Here are the key parts of these studies:
A comparison of topical menthol to ice on pain, evoked tetanic and voluntary force during delayed onset muscle soreness has shown that:
Compared to ice, the topical menthol-based analgesic decreased perceived discomfort to a greater extent and permitted greater tetanic forces to be produced. [...] Tetanic force changes illustrated a significant main effect for the treatments (p<0.05; ES=1.1) with the menthol based topical analgesic allowing 116.9% greater tetanic force (89.4 N ± 60.7) output than the ice treatment (41.2 ± 43.6). [...] There was a significant (p=0.025; ES=1.2) difference in soreness perception with the VAS scale between the application of ice and the menthol based topical analgesic. Soreness perception was 63.1% less with application of the topical analgesic (1.1 ± 0.4) compared to the ice (3.1 ± 1.7).
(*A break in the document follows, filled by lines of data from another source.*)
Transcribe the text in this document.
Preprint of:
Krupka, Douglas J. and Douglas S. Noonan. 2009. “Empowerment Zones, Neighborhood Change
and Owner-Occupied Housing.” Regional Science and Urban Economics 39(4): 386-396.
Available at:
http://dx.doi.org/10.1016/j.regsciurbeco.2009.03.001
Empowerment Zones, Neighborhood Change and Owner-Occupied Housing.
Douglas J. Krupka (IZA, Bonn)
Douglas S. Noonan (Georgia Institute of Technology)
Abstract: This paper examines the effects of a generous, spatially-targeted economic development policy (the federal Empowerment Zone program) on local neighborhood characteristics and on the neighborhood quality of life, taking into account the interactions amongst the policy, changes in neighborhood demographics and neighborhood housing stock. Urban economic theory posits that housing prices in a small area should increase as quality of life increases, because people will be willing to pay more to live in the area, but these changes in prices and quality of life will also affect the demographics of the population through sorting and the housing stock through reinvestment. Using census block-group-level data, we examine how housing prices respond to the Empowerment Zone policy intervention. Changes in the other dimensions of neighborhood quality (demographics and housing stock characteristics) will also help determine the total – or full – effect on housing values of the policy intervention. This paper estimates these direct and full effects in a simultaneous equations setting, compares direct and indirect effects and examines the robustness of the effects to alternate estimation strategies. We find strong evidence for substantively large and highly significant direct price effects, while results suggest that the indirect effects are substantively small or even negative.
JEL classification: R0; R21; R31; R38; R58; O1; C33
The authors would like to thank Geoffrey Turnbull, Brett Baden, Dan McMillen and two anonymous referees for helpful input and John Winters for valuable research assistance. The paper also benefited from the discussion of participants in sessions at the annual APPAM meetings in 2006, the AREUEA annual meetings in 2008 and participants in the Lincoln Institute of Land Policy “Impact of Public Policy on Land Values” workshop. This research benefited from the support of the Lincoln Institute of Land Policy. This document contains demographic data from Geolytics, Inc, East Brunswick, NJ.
In this study menthol was applied as 3.5% gel (Biofreeze®) without substantial force or rubbing during application.
Aside from cooling sensation attributed to activation of TRPM8 channel in this and other studies, another study (Menthol pain relief through cumulative inactivation of voltage-gated sodium channels) has tested the hypothesis that menthol could block voltage gated Na-channels:
The results indicate that menthol inhibits Na+ channels in a concentration-, voltage-, and frequency-dependent manner. Menthol promoted fast and slow inactivation states, causing use-dependent depression of Na+ channel activity. In current clamp recordings, menthol inhibited firing at high-frequency stimulation with minimal effects on normal neuronal activity. We found that low concentrations of menthol cause analgesia in mice, relieving pain produced by a Na+ channel-targeting toxin. We conclude that menthol is a state-selective blocker of Nav1.8, Nav1.9, and TTX-sensitive Na+ channels, indicating a role for Na+ channel blockade in the efficacy of menthol as topical analgesic compound.
Acute Effect of Topical Menthol on Chronic Pain in Slaughterhouse Workers with Carpal Tunnel Syndrome: Triple-Blind, Randomized Placebo-Controlled Trial:
Topical gel containing menthol led to a 31% (1.3 point on 0–10 VAS) acute reduction in chronic pain associated with carpal tunnel syndrome, and the absolute change in pain symptoms between topical menthol and placebo was 1.2 corresponding to a moderate effect size
In official monographs one can find predominantly Peppermint oil (Menthae piperitae aetheroleum), but since literature states that menthol is it's main ingredient (30 - 55% [WHO]) we could assume that it plays a role in the effects of the oil.
Traditional use, indication 2:
For the symptomatic relief of localised muscle pain
Uses supported by clinical data
Internally for symptomatic treatment of irritable bowel syndrome (15-20), and digestive disorders such as flatulence and gastritis (21-23). Externally for treatment of myalgia and headache (21, 24-27)
The Commission E approved the internal use of peppermint oil for spastic discomfort of the upper gastrointestinal tract and bile ducts, irritable colon (in enteric-coated capsules), catarrhs of the respiratory tract, and inflammation of the oral mucosa; and external use for myalgia and neuralgia.
ESCOP [...] Its external use is indicated for coughs and colds, rheumatic complaints, pruritus, urticaria, and pain in irritable skin conditions (ESCOP, 1997).
*To show the lack of bias: not an official monograph, but a respected resource, PDR for Herbal Medicines lists the cutaneous use of peppermint oil as an analgesic in myalgia and neuralgia as "unproven uses".